Some are saying, “Who cares?! The man was evil and the manner in which he died is insignificant.” Well, it does matter. Revenge is not justice. In seeking to bring evil to justice the good guys have effectively become the bad guys, they’ve become the very thing they were fighting. Revenge is not justice, it is itself an act of injustice and only serves to promote further acts of injustice. What will bin Laden’s death achieve? Had he died meeting justice and not revenge I would’ve said, ‘its made the world a slightly safer place.’ But because he died in an act of revenge the only answer can be; ‘evil.’ The ‘good guys’ have now become part of a vicious circle of revenge.

A reflection on punishment and justice

Posted in Reconciliation with tags , , , , , on May 2, 2011 by stephengardner

‘Justice has been done!’

With the death of Osama Bin Laden has come a whole lot of language which requires honest Christian reflection. His death is being heralded as ‘a great success’, and  as a ‘deeply satisfying’ moment for his surviving victims. I understand the just anger that many people feel toward Bin Laden, even though I cannot imagine the pain many of his surviving victims live with. But I do want to suggest that serious Christian reflection on punishment and justice must be done before we join in the chorus of those celebrating and rejoicing.

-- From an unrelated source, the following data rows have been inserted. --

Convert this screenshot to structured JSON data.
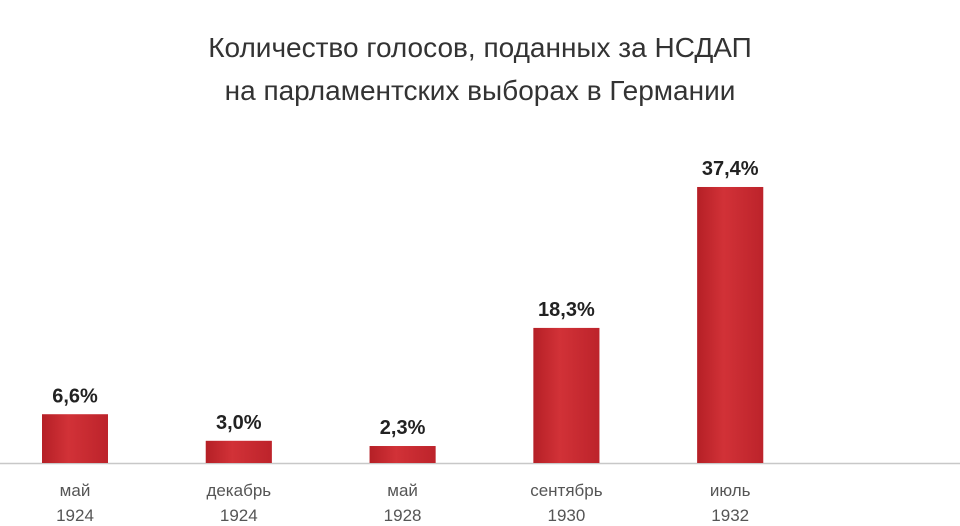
{
  "chart_data": {
    "type": "bar",
    "title": [
      "Количество голосов, поданных за НСДАП",
      "на парламентских выборах в Германии"
    ],
    "categories": [
      [
        "май",
        "1924"
      ],
      [
        "декабрь",
        "1924"
      ],
      [
        "май",
        "1928"
      ],
      [
        "сентябрь",
        "1930"
      ],
      [
        "июль",
        "1932"
      ]
    ],
    "values": [
      6.6,
      3.0,
      2.3,
      18.3,
      37.4
    ],
    "value_labels": [
      "6,6%",
      "3,0%",
      "2,3%",
      "18,3%",
      "37,4%"
    ],
    "color": "#c8252c"
  }
}
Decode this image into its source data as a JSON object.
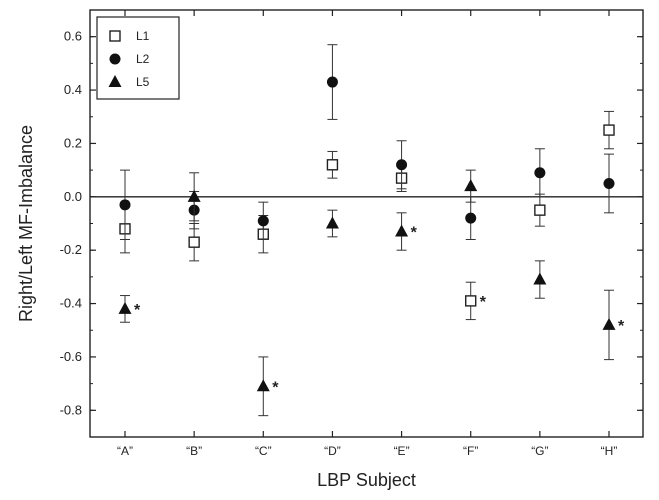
{
  "chart_data": {
    "type": "scatter",
    "title": "",
    "xlabel": "LBP Subject",
    "ylabel": "Right/Left MF-Imbalance",
    "ylim": [
      -0.9,
      0.7
    ],
    "yticks": [
      -0.8,
      -0.6,
      -0.4,
      -0.2,
      0.0,
      0.2,
      0.4,
      0.6
    ],
    "ytick_labels": [
      "-0.8",
      "-0.6",
      "-0.4",
      "-0.2",
      "0.0",
      "0.2",
      "0.4",
      "0.6"
    ],
    "categories": [
      "“A”",
      "“B”",
      "“C”",
      "“D”",
      "“E”",
      "“F”",
      "“G”",
      "“H”"
    ],
    "zero_line": true,
    "legend_position": "top-left",
    "series": [
      {
        "name": "L1",
        "marker": "square-open",
        "values": [
          -0.12,
          -0.17,
          -0.14,
          0.12,
          0.07,
          -0.39,
          -0.05,
          0.25
        ],
        "err": [
          0.09,
          0.07,
          0.07,
          0.05,
          0.05,
          0.07,
          0.06,
          0.07
        ],
        "significant": [
          false,
          false,
          false,
          false,
          false,
          true,
          false,
          false
        ]
      },
      {
        "name": "L2",
        "marker": "circle-filled",
        "values": [
          -0.03,
          -0.05,
          -0.09,
          0.43,
          0.12,
          -0.08,
          0.09,
          0.05
        ],
        "err": [
          0.13,
          0.07,
          0.07,
          0.14,
          0.09,
          0.08,
          0.09,
          0.11
        ],
        "significant": [
          false,
          false,
          false,
          false,
          false,
          false,
          false,
          false
        ]
      },
      {
        "name": "L5",
        "marker": "triangle-filled",
        "values": [
          -0.42,
          0.0,
          -0.71,
          -0.1,
          -0.13,
          0.04,
          -0.31,
          -0.48
        ],
        "err": [
          0.05,
          0.09,
          0.11,
          0.05,
          0.07,
          0.06,
          0.07,
          0.13
        ],
        "significant": [
          true,
          false,
          true,
          false,
          true,
          false,
          false,
          true
        ]
      }
    ],
    "significance_marker": "*"
  }
}
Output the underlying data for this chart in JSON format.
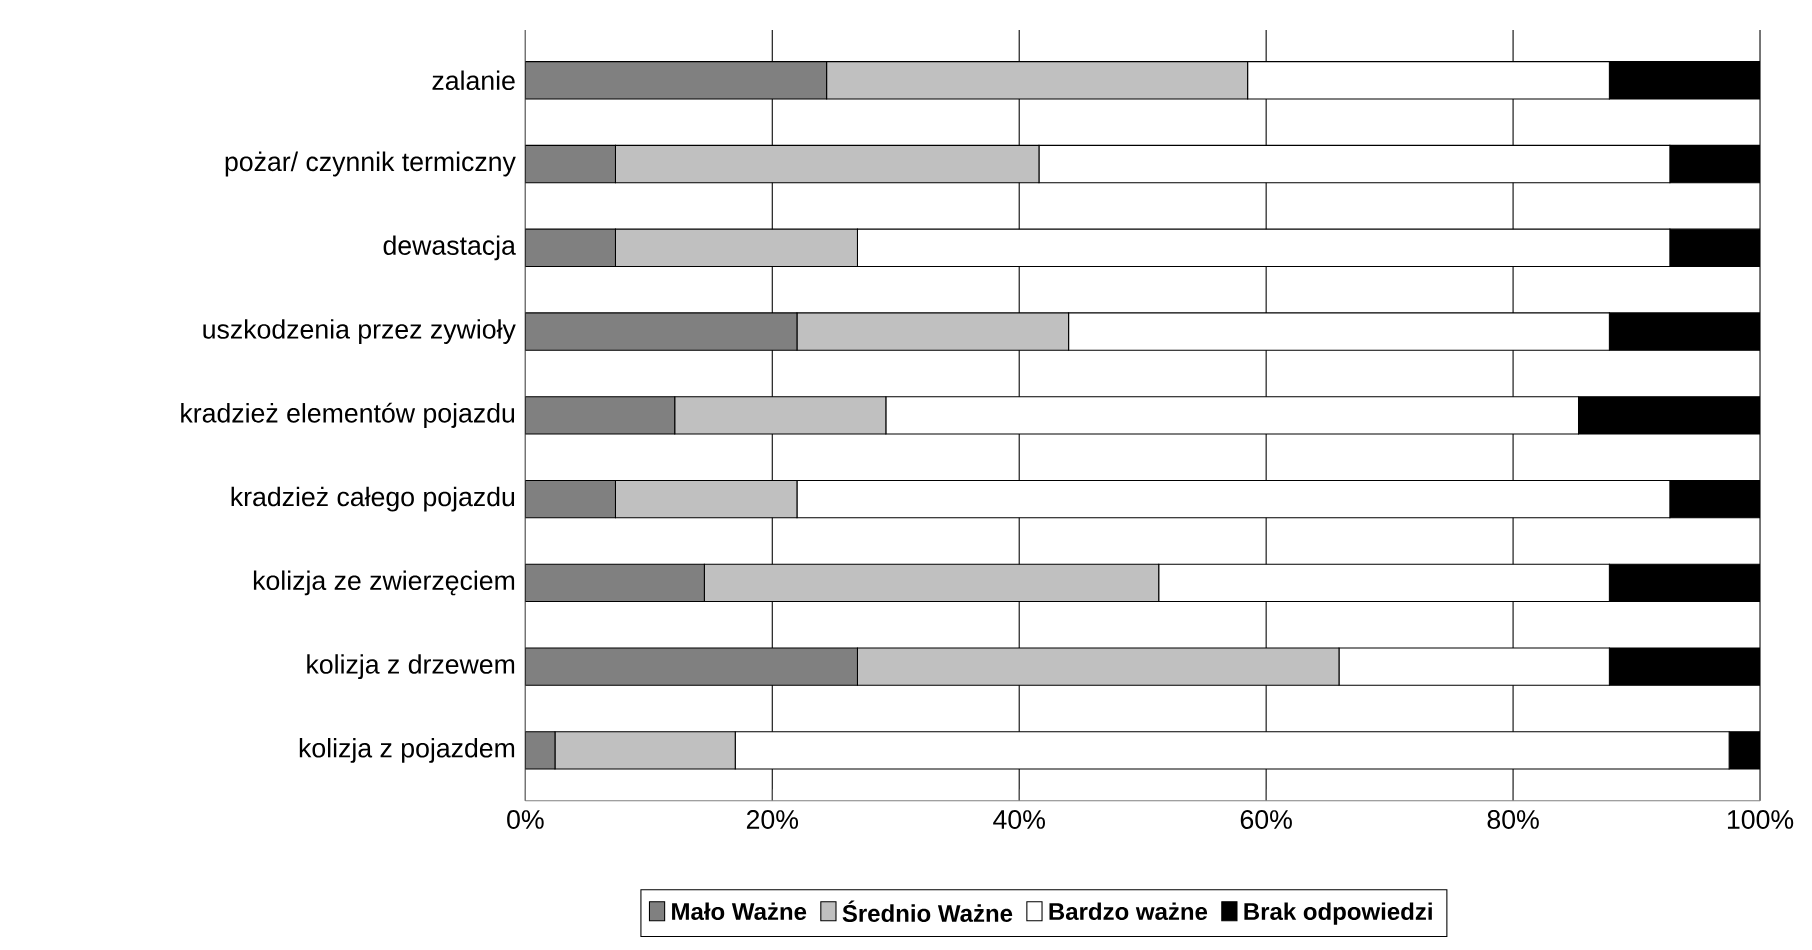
{
  "chart_data": {
    "type": "bar",
    "orientation": "horizontal",
    "stacked": true,
    "categories": [
      "zalanie",
      "pożar/ czynnik termiczny",
      "dewastacja",
      "uszkodzenia przez zywioły",
      "kradzież elementów pojazdu",
      "kradzież całego pojazdu",
      "kolizja ze zwierzęciem",
      "kolizja z drzewem",
      "kolizja z pojazdem"
    ],
    "series": [
      {
        "name": "Mało Ważne",
        "color": "#808080",
        "values": [
          24.4,
          7.3,
          7.3,
          22.0,
          12.1,
          7.3,
          14.5,
          26.9,
          2.4
        ]
      },
      {
        "name": "Średnio Ważne",
        "color": "#c0c0c0",
        "values": [
          34.1,
          34.3,
          19.6,
          22.0,
          17.1,
          14.7,
          36.8,
          39.0,
          14.6
        ]
      },
      {
        "name": "Bardzo ważne",
        "color": "#ffffff",
        "values": [
          29.3,
          51.1,
          65.8,
          43.8,
          56.1,
          70.7,
          36.5,
          21.9,
          80.5
        ]
      },
      {
        "name": "Brak odpowiedzi",
        "color": "#000000",
        "values": [
          12.2,
          7.3,
          7.3,
          12.2,
          14.7,
          7.3,
          12.2,
          12.2,
          2.5
        ]
      }
    ],
    "xlim": [
      0,
      100
    ],
    "xticks": [
      {
        "value": 0,
        "label": "0%"
      },
      {
        "value": 20,
        "label": "20%"
      },
      {
        "value": 40,
        "label": "40%"
      },
      {
        "value": 60,
        "label": "60%"
      },
      {
        "value": 80,
        "label": "80%"
      },
      {
        "value": 100,
        "label": "100%"
      }
    ],
    "grid": "x",
    "legend": "bottom"
  }
}
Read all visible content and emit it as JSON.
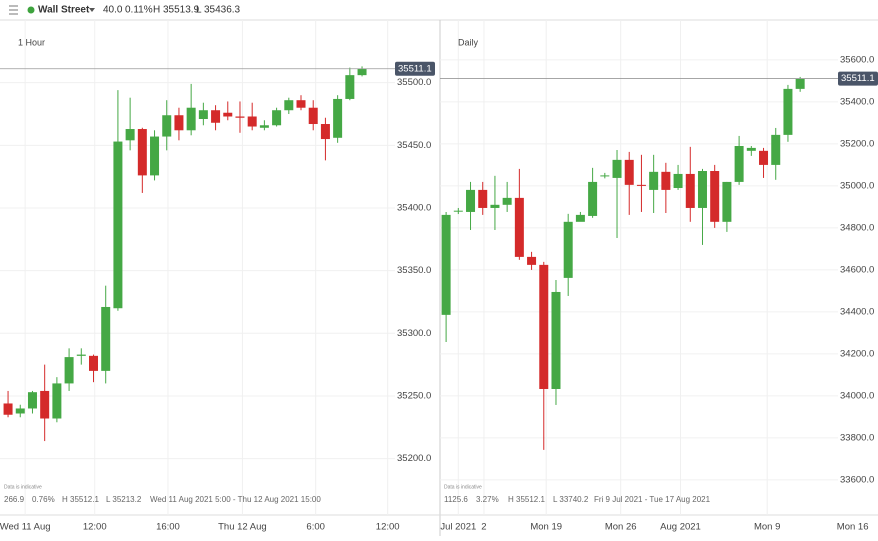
{
  "header": {
    "instrument": "Wall Street",
    "change": "40.0",
    "change_pct": "0.11%",
    "high": "H 35513.9",
    "low": "L 35436.3"
  },
  "chart_data": [
    {
      "type": "candlestick",
      "title": "1 Hour",
      "up_color": "#45a845",
      "down_color": "#d42a2a",
      "open": [
        35244,
        35236,
        35240,
        35254,
        35232,
        35260,
        35282,
        35282,
        35270,
        35320,
        35454,
        35463,
        35426,
        35457,
        35474,
        35462,
        35471,
        35478,
        35476,
        35473,
        35473,
        35464,
        35466,
        35478,
        35486,
        35480,
        35467,
        35456,
        35487,
        35506
      ],
      "high": [
        35254,
        35243,
        35254,
        35275,
        35265,
        35288,
        35288,
        35283,
        35338,
        35494,
        35488,
        35464,
        35462,
        35486,
        35480,
        35499,
        35484,
        35482,
        35485,
        35485,
        35484,
        35470,
        35480,
        35488,
        35490,
        35486,
        35472,
        35490,
        35512,
        35513
      ],
      "low": [
        35233,
        35233,
        35236,
        35214,
        35229,
        35254,
        35275,
        35261,
        35260,
        35318,
        35446,
        35412,
        35422,
        35446,
        35454,
        35458,
        35466,
        35462,
        35470,
        35460,
        35462,
        35462,
        35465,
        35475,
        35478,
        35462,
        35438,
        35452,
        35486,
        35505
      ],
      "close": [
        35235,
        35240,
        35253,
        35232,
        35260,
        35281,
        35283,
        35270,
        35321,
        35453,
        35463,
        35426,
        35457,
        35474,
        35462,
        35480,
        35478,
        35468,
        35473,
        35472,
        35465,
        35466,
        35478,
        35486,
        35480,
        35467,
        35455,
        35487,
        35506,
        35511
      ],
      "xlim": [
        -0.66,
        31.7
      ],
      "xticks": [
        {
          "value": 1.4,
          "label": "Wed 11 Aug"
        },
        {
          "value": 7.1,
          "label": "12:00"
        },
        {
          "value": 13.1,
          "label": "16:00"
        },
        {
          "value": 19.2,
          "label": "Thu 12 Aug"
        },
        {
          "value": 25.2,
          "label": "6:00"
        },
        {
          "value": 31.1,
          "label": "12:00"
        }
      ],
      "ylim": [
        35155,
        35550
      ],
      "yticks": [
        {
          "value": 35200,
          "label": "35200.0"
        },
        {
          "value": 35250,
          "label": "35250.0"
        },
        {
          "value": 35300,
          "label": "35300.0"
        },
        {
          "value": 35350,
          "label": "35350.0"
        },
        {
          "value": 35400,
          "label": "35400.0"
        },
        {
          "value": 35450,
          "label": "35450.0"
        },
        {
          "value": 35500,
          "label": "35500.0"
        }
      ],
      "last_price": 35511.1,
      "note": "Data is indicative",
      "info": [
        "266.9",
        "0.76%",
        "H 35512.1",
        "L 35213.2",
        "Wed 11 Aug 2021 5:00 - Thu 12 Aug 2021 15:00"
      ]
    },
    {
      "type": "candlestick",
      "title": "Daily",
      "up_color": "#45a845",
      "down_color": "#d42a2a",
      "open": [
        34386,
        34878,
        34876,
        34981,
        34895,
        34910,
        34943,
        34662,
        34624,
        34033,
        34562,
        34829,
        34857,
        35048,
        35038,
        35124,
        35005,
        34981,
        35067,
        34990,
        35057,
        34895,
        35071,
        34829,
        35019,
        35167,
        35167,
        35100,
        35243,
        35462
      ],
      "high": [
        34876,
        34895,
        35019,
        35019,
        35048,
        35019,
        35081,
        34686,
        34638,
        34552,
        34867,
        34876,
        35086,
        35062,
        35171,
        35162,
        35148,
        35148,
        35110,
        35100,
        35186,
        35081,
        35100,
        35019,
        35238,
        35190,
        35181,
        35276,
        35481,
        35519
      ],
      "low": [
        34257,
        34866,
        34790,
        34862,
        34790,
        34876,
        34648,
        34600,
        33743,
        33957,
        34476,
        34848,
        34848,
        35036,
        34752,
        34862,
        34876,
        34871,
        34871,
        34981,
        34829,
        34719,
        34800,
        34781,
        35005,
        35143,
        35038,
        35029,
        35210,
        35448
      ],
      "close": [
        34862,
        34882,
        34981,
        34895,
        34910,
        34943,
        34662,
        34624,
        34033,
        34495,
        34829,
        34862,
        35019,
        35050,
        35124,
        35005,
        35000,
        35067,
        34981,
        35057,
        34895,
        35071,
        34829,
        35019,
        35190,
        35181,
        35100,
        35243,
        35462,
        35511
      ],
      "xlim": [
        -0.5,
        32.1
      ],
      "xticks": [
        {
          "value": 1,
          "label": "Jul 2021"
        },
        {
          "value": 3.1,
          "label": "2"
        },
        {
          "value": 8.2,
          "label": "Mon 19"
        },
        {
          "value": 14.3,
          "label": "Mon 26"
        },
        {
          "value": 19.2,
          "label": "Aug 2021"
        },
        {
          "value": 26.3,
          "label": "Mon 9"
        },
        {
          "value": 33.3,
          "label": "Mon 16"
        }
      ],
      "ylim": [
        33433,
        35790
      ],
      "yticks": [
        {
          "value": 33600,
          "label": "33600.0"
        },
        {
          "value": 33800,
          "label": "33800.0"
        },
        {
          "value": 34000,
          "label": "34000.0"
        },
        {
          "value": 34200,
          "label": "34200.0"
        },
        {
          "value": 34400,
          "label": "34400.0"
        },
        {
          "value": 34600,
          "label": "34600.0"
        },
        {
          "value": 34800,
          "label": "34800.0"
        },
        {
          "value": 35000,
          "label": "35000.0"
        },
        {
          "value": 35200,
          "label": "35200.0"
        },
        {
          "value": 35400,
          "label": "35400.0"
        },
        {
          "value": 35600,
          "label": "35600.0"
        }
      ],
      "last_price": 35511.1,
      "note": "Data is indicative",
      "info": [
        "1125.6",
        "3.27%",
        "H 35512.1",
        "L 33740.2",
        "Fri 9 Jul 2021 - Tue 17 Aug 2021"
      ]
    }
  ]
}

The punishment of one evil doer will never bring satisfaction for those who desire justice. I heard a victim of the 2002 Bali Bombings, today, speak with genuine relief, of the satisfaction he now experienced. His enemy, a man whose organisation had inspired the attacks that had killed the family and friends of so many, was now declared dead by the US president, ‘justice has been done.’ And this has brought satisfaction. But, it wont last. And the reason why this act of ‘justice’ won’t provide lasting satisfaction for those who have so longed for this moment is because of memory. Memory, the recalling to their minds of the pain they have experienced and will continue to experience. The punishment of this one man cannot take away the memory of thousands of lost loved ones.

Miroslav Volf writes:

What would be an adequate punishment for Joseph Stalin, Lenin’s evil and dictatorial successor in the old soviet Union between the two World Wars? He not only ruined his own country and invaded many neighbouring ones, but in the process exterminated some 20,000,000 people. If we are after justice, his crime will have outstripped by far any punishment we could devise for him. How many deaths would he have to die to compensate for all the lives he took? How many lives would he need to have to suffer all the pain he inflicted? Punishment alone falters before the enormity of such crime. (Free of Charge, 135)

If the punishment of the evil doer is the answer to a longing for justice and satisfaction, it will only ever leave people unsatisfied. What we need is an alternative story, we need a story that empowers us to be truly satisfied by getting to the heart of the issue, our memories. We need to learn to forget.

How can God forget the wrongdoings of human beings? Because at the centre of God’s all-embracing memory there is a paradoxical monument to forgetting. It is the cross of Christ. God forgets humanity’s sins in the same way God forgives humanity’s sins: by taking sins away from humanity and placing them upon God-self (sic). How will human beings be able to forget the horrors of history? Because at the centre of the new world that will emerge after “the first things have passed away” there will stand a throne, and on the throne there will sit the Lamb who has “taken away the sin of the world” and erased their memory (Revelation 22:1-4; John 1:29) Miroslav Volf, Exclusion and Embrace, 139-140.